Certo dia, no entanto, Cozzi teve de engolir o grito fatal. Jogo decisivo do campeonato reunia Fla e Vasco no campo da Gávea. Nos últimos minutos, um centro sobre a área do Vasco, sobe o atacante Valido e, em vez de gol, sentencia: "Invadido o campo". Acaba a peleja antes do tempo. Com o campo tomado pelos torcedores, o juiz nem se dera ao trabalho de indagar ao bandeirinha se Valido, autor do gol, subira ou não pelas costas de Argemiro, seu marcador. Fim de papo.

Miguel Lemos

Havia a churrascaria Parque Recreio. Durante muitos anos, era ponto de encontro obrigatório após os jogos do Maracanã, principalmente à noite. Várias mesas, vários debates. Na que eu frequentava, figuravam o jornalista Francisco Pedro do Couto, os locutores Mauro Pinheiro, Waldyr Amaral e Sérgio Paiva, o comentarista Benjamin Wright da Silva (pai do juiz José Roberto Wright), o diretor do Flamengo, Fadel Fadel; às vezes, chegava João
Havelange, na época jogador de water-polo pelo Flu. Numa das mesas do outro lado já pontificava Armando Nogueira, então como jornalista do “Diário Carioca''.
Havia também, aqui no Rio, a banca de jornal na esquina da avenida Rio Branco e rua Sete de Setembro. Todo mundo ali parava a fim de discutir futebol - deixavam-se pastat, embrulhos, guardas-chuvas por cima de jornais e revistas para aderir ao vozerio, especialmente nas segundas e sextas-feiras.
Mas, durante muitos anos, a grande tribuna ao ar livre foi a famosa esquina da Rua Miguel Lemos, ao lado da Copacabana. Lá, pontificavam pessoas de todas as classes e categorias sociais; a turma do esporte, entretanto, marcava uma posição especial. Entre vivos e mortos conhecidos, João Saldanha, Sandro Moreira, Lamana, Hans Henningsen (o "marinheiro sueco"), Pirica, Alfredo González, Ronaldo Xavier de Lima, Salim Simão, Carlos Imperial,1 José Carlos Vilela.(advogado do Flu, tido como o "rei do tapetão''), Vicente .Matheus (do Corinthians), Madame Satã, ou jogadores como Marco Aurélio, Rodrigues Neto, Doval, Ronald etc. Muita coisa saiu dali, em matéria de decisões no âmbito do futebol.

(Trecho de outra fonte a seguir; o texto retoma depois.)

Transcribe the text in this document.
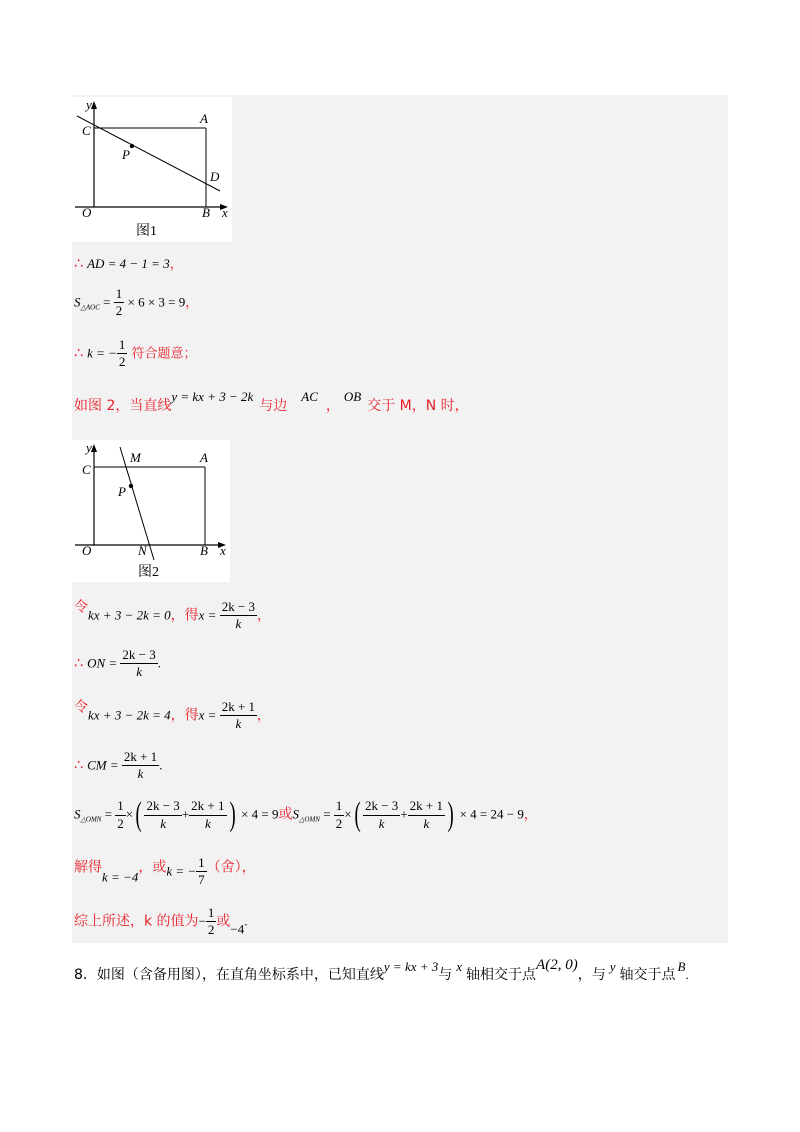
y
C
A
P
D
O	B x
图1
∴ AD = 4 − 1 = 3，
$S_{\triangle AOC} = \frac{1}{2} \times 6 \times 3 = 9$，
∴ k = − $\frac{1}{2}$ 符合题意；
如图 2，当直线y = kx + 3 − 2k与边AC，OB交于 M，N 时，
y
C
M	A
P
O	N	B x
图2
令kx + 3 − 2k = 0，得$x = \frac{2k - 3}{k}$ ，
∴ ON = $\frac{2k - 3}{k}$ .
令kx + 3 − 2k = 4，得$x = \frac{2k + 1}{k}$ ，
∴ CM = $\frac{2k + 1}{k}$ .
$S_{\triangle OMN} = \frac{1}{2}$ ×( $\frac{2k - 3}{k} + \frac{2k + 1}{k}$ ) × 4 = 9或$S_{\triangle OMN} = \frac{1}{2}$ ×( $\frac{2k - 3}{k} + \frac{2k + 1}{k}$ ) × 4 = 24 − 9，
解得k = −4，或k = − $\frac{1}{7}$ （舍），
综上所述，k 的值为− $\frac{1}{2}$ 或−4.
8．如图（含备用图），在直角坐标系中，已知直线y = kx + 3与x轴相交于点A(2, 0)，与y轴交于点B.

Um dia, descia um temporal no anoitecer. Eu estava ali, na beira do bar, só, quando chega João Saldanha, saído não se sabe donde. Pede uma caipira e começa o papo alimentado pela chuva. João, além de tudo, foi um excelente prosador: basta saber selecionar suas crônicas (há uma bela edição da MPM). Decorriam cerca de dois anos após o tri de 1970. Ele não estava com ressentimentos, esquecera-se dos "óculos" de Pelé. Falou sobre algumas táticas e estratégias e insistia que o Brasil não pode Jogar de modo defensivo. Chega a caipira e ele a devolve com voz firme: "Limão amarelo, não!" Olhei para a minha - estava verde. Vivendo e aprendendo.